Although the example of the Edelweiss Pirates of Cologne-Ehrenfeld shows that some independent youth groups eventually became involved in resistance activity in the latter phases of the war, such activities were not typical of the buendisch youth for most of the Nazi period, and certainly not in the prewar years. With only a few modest exceptions during the war years, the underground Communist Party's overtures to enlist these youths in resistance activities ended in failure. The age gap between the generations was one reason.

Another was that most Navajos, Edelweiss Pirates, and other independent youth group members did not truly hold anti-Nazi views. They should be seen for the most part as somewhat nonconformist youths seeking adventure and romance. As the German scholar Alfons Kenkmann explains, "Youthful Edelweiss Pirates and Kittelbach Pirates in the early phases of the National Socialist regime were by no means born anti-National Socialists." Many voluntarily joined the German army and navy. Still others were drawn to the Waffen SS, finding its elitist and manly consciousness particularly to their liking.

A longing for romance and adventure and a nonconformist inclination also motivated many youths of the higher social classes in Nazi Germany. Probably the best example comes from a somewhat bizarre phenomenon known as the swing movement. Best documented for the city of Hamburg during the 1940s, with its uniquely patrician and English-influenced upper classes, swing dancing and swing clubs arose in the mid-1930s and spread rapidly to nearly every large and mid-sized German city. There was nothing political about this phenomenon. Its members were in fact emphatically apolitical. There was no organization to it whatsoever.

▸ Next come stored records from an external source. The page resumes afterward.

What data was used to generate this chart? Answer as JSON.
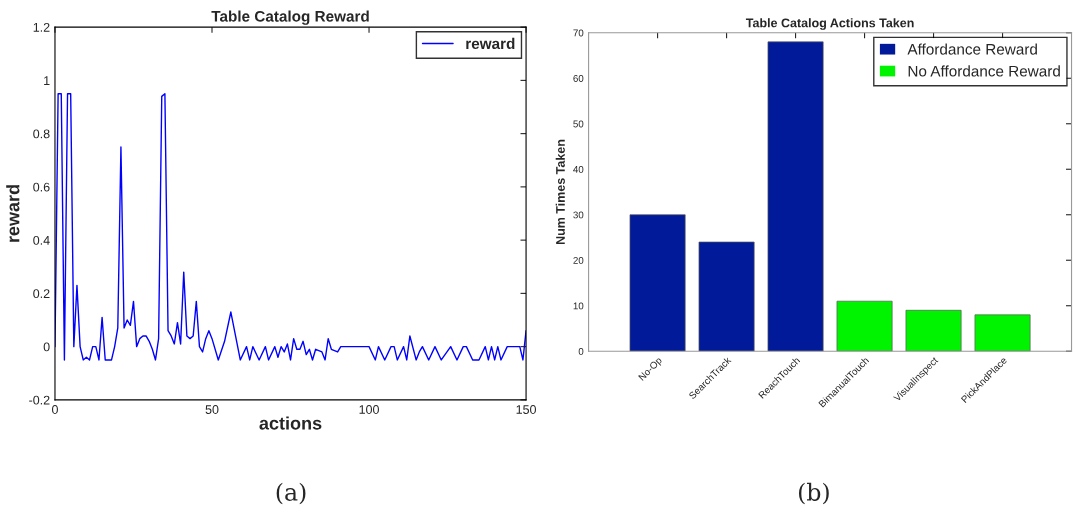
{
  "chart_data": [
    {
      "type": "line",
      "title": "Table Catalog Reward",
      "xlabel": "actions",
      "ylabel": "reward",
      "legend": "top right",
      "grid": false,
      "xlim": [
        0,
        150
      ],
      "xticks": [
        0,
        50,
        100,
        150
      ],
      "ylim": [
        -0.2,
        1.2
      ],
      "yticks": [
        {
          "value": -0.2,
          "label": "-0.2"
        },
        0,
        0.2,
        0.4,
        0.6,
        0.8,
        1,
        1.2
      ],
      "annotations": [
        "(a)"
      ],
      "series": [
        {
          "name": "reward",
          "color": "#0000ff",
          "x": [
            0,
            1,
            2,
            3,
            4,
            5,
            6,
            7,
            8,
            9,
            10,
            11,
            12,
            13,
            14,
            15,
            16,
            17,
            18,
            19,
            20,
            21,
            22,
            23,
            24,
            25,
            26,
            27,
            28,
            29,
            30,
            31,
            32,
            33,
            34,
            35,
            36,
            37,
            38,
            39,
            40,
            41,
            42,
            43,
            44,
            45,
            46,
            47,
            48,
            49,
            50,
            52,
            54,
            56,
            59,
            61,
            62,
            63,
            65,
            67,
            68,
            70,
            71,
            72,
            73,
            74,
            75,
            76,
            77,
            78,
            79,
            80,
            81,
            82,
            83,
            85,
            86,
            87,
            88,
            90,
            91,
            100,
            102,
            103,
            105,
            107,
            108,
            109,
            111,
            112,
            113,
            115,
            116,
            117,
            119,
            121,
            123,
            126,
            128,
            130,
            131,
            133,
            135,
            137,
            138,
            139,
            140,
            141,
            142,
            144,
            148,
            149,
            150
          ],
          "values": [
            0,
            0.95,
            0.95,
            -0.05,
            0.95,
            0.95,
            0,
            0.23,
            0,
            -0.05,
            -0.04,
            -0.05,
            0,
            0,
            -0.05,
            0.11,
            -0.05,
            -0.05,
            -0.05,
            0,
            0.07,
            0.75,
            0.07,
            0.1,
            0.08,
            0.17,
            0,
            0.03,
            0.04,
            0.04,
            0.02,
            -0.01,
            -0.05,
            0.03,
            0.94,
            0.95,
            0.06,
            0.04,
            0.01,
            0.09,
            0.01,
            0.28,
            0.04,
            0.03,
            0.04,
            0.17,
            0,
            -0.02,
            0.03,
            0.06,
            0.03,
            -0.05,
            0.02,
            0.13,
            -0.05,
            0,
            -0.05,
            0,
            -0.05,
            0,
            -0.05,
            0,
            -0.04,
            0,
            -0.02,
            0.01,
            -0.05,
            0.03,
            -0.01,
            -0.01,
            0.02,
            -0.03,
            -0.01,
            -0.05,
            -0.01,
            -0.02,
            -0.05,
            0.03,
            -0.01,
            -0.02,
            0,
            0,
            -0.05,
            0,
            -0.05,
            0,
            0,
            -0.05,
            0,
            -0.05,
            0.04,
            -0.05,
            -0.02,
            0,
            -0.05,
            0,
            -0.05,
            0,
            -0.05,
            0,
            0,
            -0.05,
            -0.05,
            0,
            -0.05,
            0,
            -0.05,
            0,
            -0.05,
            0,
            0,
            -0.05,
            0.06
          ]
        }
      ]
    },
    {
      "type": "bar",
      "title": "Table Catalog Actions Taken",
      "ylabel": "Num Times Taken",
      "legend": "top right",
      "grid": false,
      "categories": [
        "No-Op",
        "SearchTrack",
        "ReachTouch",
        "BimanualTouch",
        "VisualInspect",
        "PickAndPlace"
      ],
      "ylim": [
        0,
        70
      ],
      "yticks": [
        0,
        10,
        20,
        30,
        40,
        50,
        60,
        70
      ],
      "annotations": [
        "(b)"
      ],
      "series": [
        {
          "name": "Affordance Reward",
          "color": "#001a9a",
          "values": [
            30,
            24,
            68,
            null,
            null,
            null
          ]
        },
        {
          "name": "No Affordance Reward",
          "color": "#00f400",
          "values": [
            null,
            null,
            null,
            11,
            9,
            8
          ]
        }
      ]
    }
  ]
}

Indeed, it is a stretch to even call it a movement. Its teenage and young-adult adherents simply found the stodgy and sentimental Nazi "moon in June" music and Nazi restrictions on youthful comportment and social intercourse boring and tiresome, preferred the popular American swing music enjoyed by their peers across the world at the time, and adopted the casual style of American and British youth.


6 Comments:

At 2:20 PM, Anonymous Anonymous said...

I'm curious: would you happen to know how the "Navajos" got their name?

 
At 2:35 PM, Blogger Nathanael said...

Good question, but I can only give a partial answer. During the Weimar years, westerns (of a Germanic variety) were popular literature for young people. I assume that those books would be the source of the name. What is more interesting is why they would pick "Navajos" as opposed to a cowboy name or the name of another tribe.

 
At 6:38 AM, Anonymous Anonymous said...

Have a look at http://en.wikipedia.org/wiki/German_Youth_Movement for the historic backround.

 
At 5:38 AM, Anonymous Anonymous said...

I was taught they took their name from an American Indian tribe.

 
At 11:13 AM, Blogger Nathanael said...

Obviously. I believe the question was one over how they might have learned about the Navajos and why that name would be appealing.